A fala acontece em meio a novo apagão em São Paulo e críticas à atuação da Enel. Hoje a gestão dos contratos de distribuição fica por conta do governo federal. O projeto que muda esta norma foi aprovado na Câmara dos Deputados em outubro de 2024.
“Entreguei este projeto de lei ao então presidente da Câmara, Arthur Lira, e já foi aprovado na Câmara. Está no Senado. E agora a gente começa uma articulação para aprovar o texto no Senado”, disse.
Na conversa com jornalistas, Nunes ainda voltou a pedir que o governo federal faça uma intervenção na distribuidora de energia Enel, devido à falta de luz na capital.
“Vivemos o caos em 2023, 2024, 2025. E se essa empresa continuar vamos seguir tendo caos.
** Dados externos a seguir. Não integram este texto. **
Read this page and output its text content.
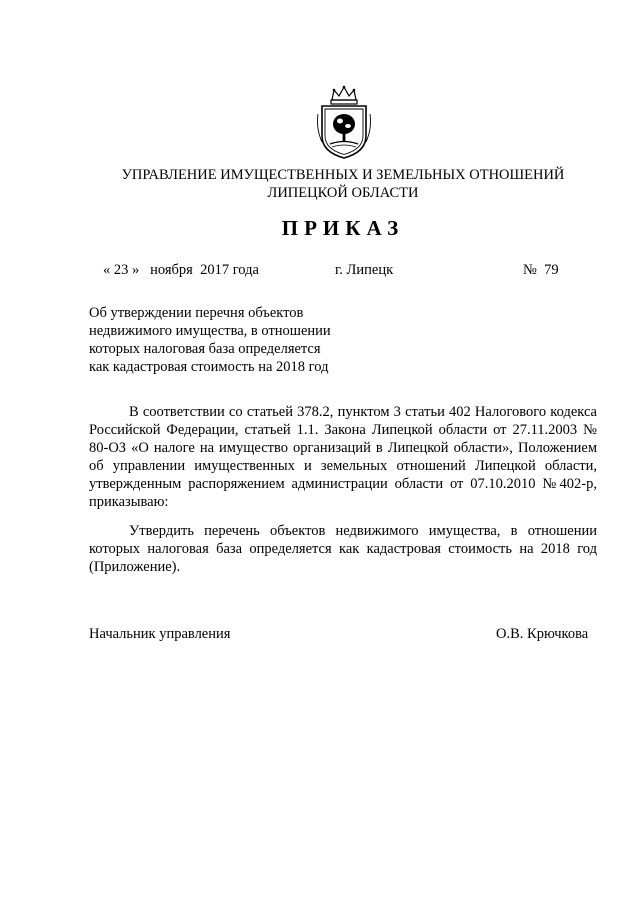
УПРАВЛЕНИЕ ИМУЩЕСТВЕННЫХ И ЗЕМЕЛЬНЫХ ОТНОШЕНИЙ
ЛИПЕЦКОЙ ОБЛАСТИ
ПРИКАЗ
« 23 »   ноября  2017 года	г. Липецк	№  79
Об утверждении перечня объектов
недвижимого имущества, в отношении
которых налоговая база определяется
как кадастровая стоимость на 2018 год
В соответствии со статьей 378.2, пунктом 3 статьи 402 Налогового кодекса Российской Федерации, статьей 1.1. Закона Липецкой области от 27.11.2003 № 80-ОЗ «О налоге на имущество организаций в Липецкой области», Положением об управлении имущественных и земельных отношений Липецкой области, утвержденным распоряжением администрации области от 07.10.2010 №402-р, приказываю:
Утвердить перечень объектов недвижимого имущества, в отношении которых налоговая база определяется как кадастровая стоимость на 2018 год (Приложение).
Начальник управления	О.В. Крючкова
Precisamos convencer o governo federal de que ultrapassamos o limite para ter uma intervenção nesta empresa. E que ela seja substituída por uma empresa que dê atendimento para a população”, disse.
O prefeito afirmou que conversou nesta sexta por telefone com Tarcísio de Freitas, governador de São Paulo, e deputados federais sobre o tema.
A Aneel (Agência Nacional de Energia Elétrica) é o principal órgão responsável por regular, fiscalizar e, se necessário, intervir em empresas de distribuição de energia elétrica no Brasil. As normas seguidas pela agência são definidas por um conselho com ministérios do governo.
Nesta sexta, pelo terceiro dia consecutivo, São Paulo amanheceu com grande parte da população sem energia elétrica. São cerca de 830 mil pessoas que ainda não tiveram o abastecimento restabelecido pela Enel.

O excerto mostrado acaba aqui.